For 13 years I had one consistent role and I performed it well. It's been my primary area of expertise and with it I have molded social groups and inspired movers, shakers, and decision makers. I've given sustenance to the thirsty, hungry, sick, needy and taught the illiterate to read and write. I've served as professor emeritus in the fields of Comparative Religion, English, Earth Science, Physics, Chemistry, Music, Ethics, Political Science, Economics, Architecture and others. Without me, there are small civilizations that wouldn't have thrived. Ok, one very small civilization. Comprised of two people, a king, and a queen. The king has spent these years ruling other civilizations by day. The queen has stayed at home, ruling the one of which I write. And the civilization has thrived in every way the queen hoped in health, wealth, and wisdom.
Until she quit her day job and became a businesswoman.
The civilization, as you have surmised, is my family. The queen is me. The king, my husband. While it's a woman's liberated "civilization," it's fairly traditional. My husband has been the bread-winner. I've stayed home with the kids. Both of us happily so. I love creating teaching opportunities with my children, doing art projects, gardening, cooking, playing games, reading. I've been that mother at the kitchen counter with her kids on chairs next to her, hulling strawberries for jam to can for Christmas gifts. I've spent hours singing them folks songs, their fingers taking rides on mine as we crawl up and down the piano keys. It's been what you might call, "an enviable life" in the house of my motherhood. I've been deeply grateful for the choice to be at home with my children and it's fed me like nothing else.

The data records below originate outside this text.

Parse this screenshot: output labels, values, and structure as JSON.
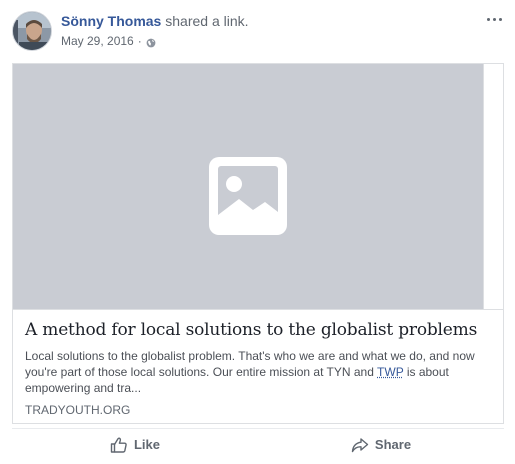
{
  "post": {
    "author_name": "Sönny Thomas",
    "action_text": " shared a link.",
    "date": "May 29, 2016",
    "separator": "·",
    "privacy_icon": "globe-icon",
    "menu_icon": "more-options-icon"
  },
  "link_card": {
    "image_placeholder_icon": "image-placeholder-icon",
    "title": "A method for local solutions to the globalist problems",
    "description_start": "Local solutions to the globalist problem. That's who we are and what we do, and now you're part of those local solutions. Our entire mission at TYN and ",
    "description_link": "TWP",
    "description_end": " is about empowering and tra...",
    "domain": "TRADYOUTH.ORG"
  },
  "actions": {
    "like_label": "Like",
    "share_label": "Share"
  },
  "colors": {
    "link_blue": "#365899",
    "meta_gray": "#606770",
    "placeholder_bg": "#c9ccd3",
    "border": "#dddfe2"
  }
}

I'm also a writer. I've been writing since college, and so I entered motherhood knowing my craft, working during their naps, freelancing to help with family costs, and indulging my greatest personal passion: novel writing. I've written many novels over the years -- not all good ones; many of them exercises in learning. So while my kids learned to walk, talk, eat, cut paper, use glue... I grew as a writer. All-the-while, I had a dream: to get a book published. To have readers. To speak at bookstores and in libraries across America. To write something that would help people in the same spirit of my motherhood. Only this dream was about my journey, not theirs.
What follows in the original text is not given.